In 1985, Carlson revealed the following inventory of information:

· Sonic bloom has now been tested on over 100 species of plants with marked success.

· Carlsonized huge white cauliflower heads could be packed only four to a box in boxes that normally contain a dozen heads . The Minnesotan farmer who grew the outsized heads which were disease-resistant and of exceptional taste, netted $200,000 on 20 acres, or $10,000 per acre. His costs for the treatment came to only $1,000.

· Soybean plants produced up to 300 pods per plant (30 to 35 pods is normal), with more beans on each side shoot than on any untreated plant. The beans, treated in Wisconsin, contained 27% protein as against a normal 15%.

· Cucumber vines with up to six (instead of just one) cucumber per leaf segment. "I call this challenging the seed," Carlson said.

· Papaya trees on the Big Island of Hawaii with 135 large papayas (normal 30-35). "See where they’ve been trimmed and cut back at the bottom . . . a lot of them usually die after that, but the sprayed trees began to put papayas out all over again," Carlson commented.

· On root systems between treated and untreated winter wheat plants, the treated ones were longer and lusher.
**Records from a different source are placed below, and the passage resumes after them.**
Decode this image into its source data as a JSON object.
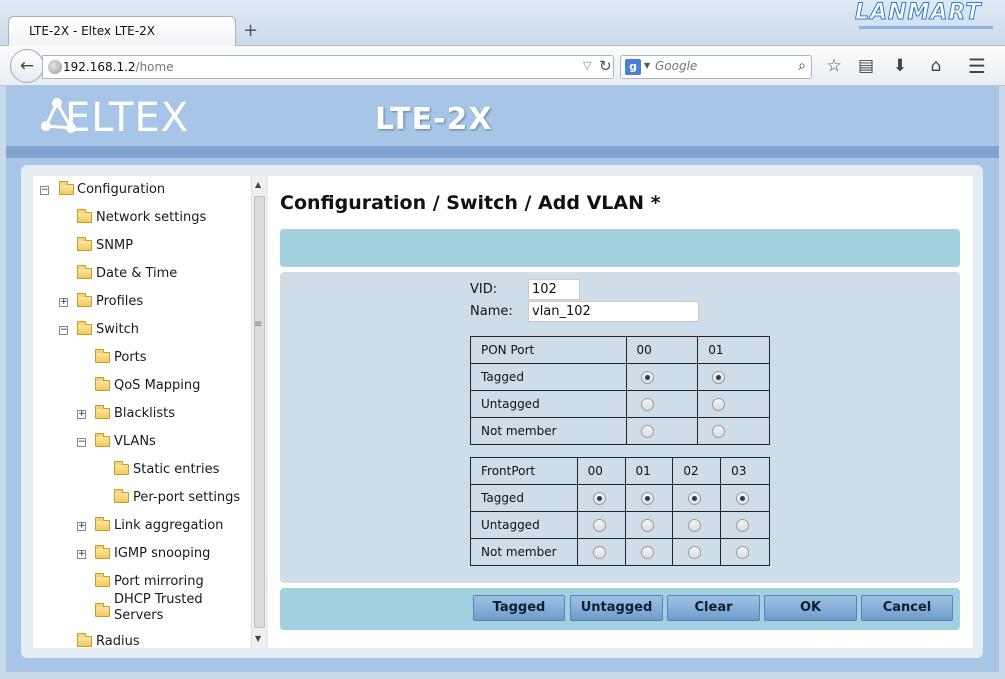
{
  "browser": {
    "tab_title": "LTE-2X - Eltex LTE-2X",
    "new_tab": "+",
    "url_host": "192.168.1.2",
    "url_path": "/home",
    "search_placeholder": "Google",
    "search_engine": "g",
    "watermark": "LANMART"
  },
  "header": {
    "logo": "ELTEX",
    "model": "LTE-2X"
  },
  "sidebar": {
    "items": [
      {
        "label": "Configuration",
        "toggle": "−"
      },
      {
        "label": "Network settings",
        "toggle": ""
      },
      {
        "label": "SNMP",
        "toggle": ""
      },
      {
        "label": "Date & Time",
        "toggle": ""
      },
      {
        "label": "Profiles",
        "toggle": "+"
      },
      {
        "label": "Switch",
        "toggle": "−"
      },
      {
        "label": "Ports",
        "toggle": ""
      },
      {
        "label": "QoS Mapping",
        "toggle": ""
      },
      {
        "label": "Blacklists",
        "toggle": "+"
      },
      {
        "label": "VLANs",
        "toggle": "−"
      },
      {
        "label": "Static entries",
        "toggle": ""
      },
      {
        "label": "Per-port settings",
        "toggle": ""
      },
      {
        "label": "Link aggregation",
        "toggle": "+"
      },
      {
        "label": "IGMP snooping",
        "toggle": "+"
      },
      {
        "label": "Port mirroring",
        "toggle": ""
      },
      {
        "label": "DHCP Trusted",
        "label2": "Servers",
        "toggle": ""
      },
      {
        "label": "Radius",
        "toggle": ""
      }
    ]
  },
  "main": {
    "title": "Configuration / Switch / Add VLAN *",
    "vid_label": "VID:",
    "vid_value": "102",
    "name_label": "Name:",
    "name_value": "vlan_102",
    "pon_table": {
      "header": [
        "PON Port",
        "00",
        "01"
      ],
      "rows": [
        {
          "label": "Tagged",
          "selected": [
            true,
            true
          ]
        },
        {
          "label": "Untagged",
          "selected": [
            false,
            false
          ]
        },
        {
          "label": "Not member",
          "selected": [
            false,
            false
          ]
        }
      ]
    },
    "front_table": {
      "header": [
        "FrontPort",
        "00",
        "01",
        "02",
        "03"
      ],
      "rows": [
        {
          "label": "Tagged",
          "selected": [
            true,
            true,
            true,
            true
          ]
        },
        {
          "label": "Untagged",
          "selected": [
            false,
            false,
            false,
            false
          ]
        },
        {
          "label": "Not member",
          "selected": [
            false,
            false,
            false,
            false
          ]
        }
      ]
    },
    "buttons": {
      "tagged": "Tagged",
      "untagged": "Untagged",
      "clear": "Clear",
      "ok": "OK",
      "cancel": "Cancel"
    }
  }
}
· Eight enormous lettuce heads filled to the brim a box that normally contains 24 heads.

· An old macadamia nut tree in Hawaii considered "past the age of production," was putting out nuts in all stages of maturity plus flowers, virtually becoming an "ever-bearing" tree.

· A greenhouse in Hawaii fed over 500 people with vegetables on just half an acre of growing surface . . . 20 large sacks per day of cucumbers were constantly harvested just 38 days after planting from seed . . . 70% increases over normal were recorded for squash growth and 50% for bush beans.

· An avocado tree in Hawaii produced fruit clusters of 18 to 20 avocados in place of the normal 1 or 2.

· A Florida orange tree was treated on one side only. The treated half revealed oranges in all stages of maturity, plus copius flower growth, making of it, like the above-mentioned macadamia nut, "ever-bearing." The untreated side was pedestrianly norrmal.

· Dill plants over four feet tall; calla lilies over six feet tall, bell pepper plants bearing 50 peppers and up, and African violets with 200 to 300 blooms (30 blooms being normal).

The implications of Carlson’s research and development are far-reaching, opening a horizon that promises to any person with even a small plot of ground the opportunity to feed himself, his family, and his neighbors at very low cost for plant nutrients applied. This, in turn, heralds an emancipation of countless growers from their enthrallment to the monopolies of agri-business and chemical companies.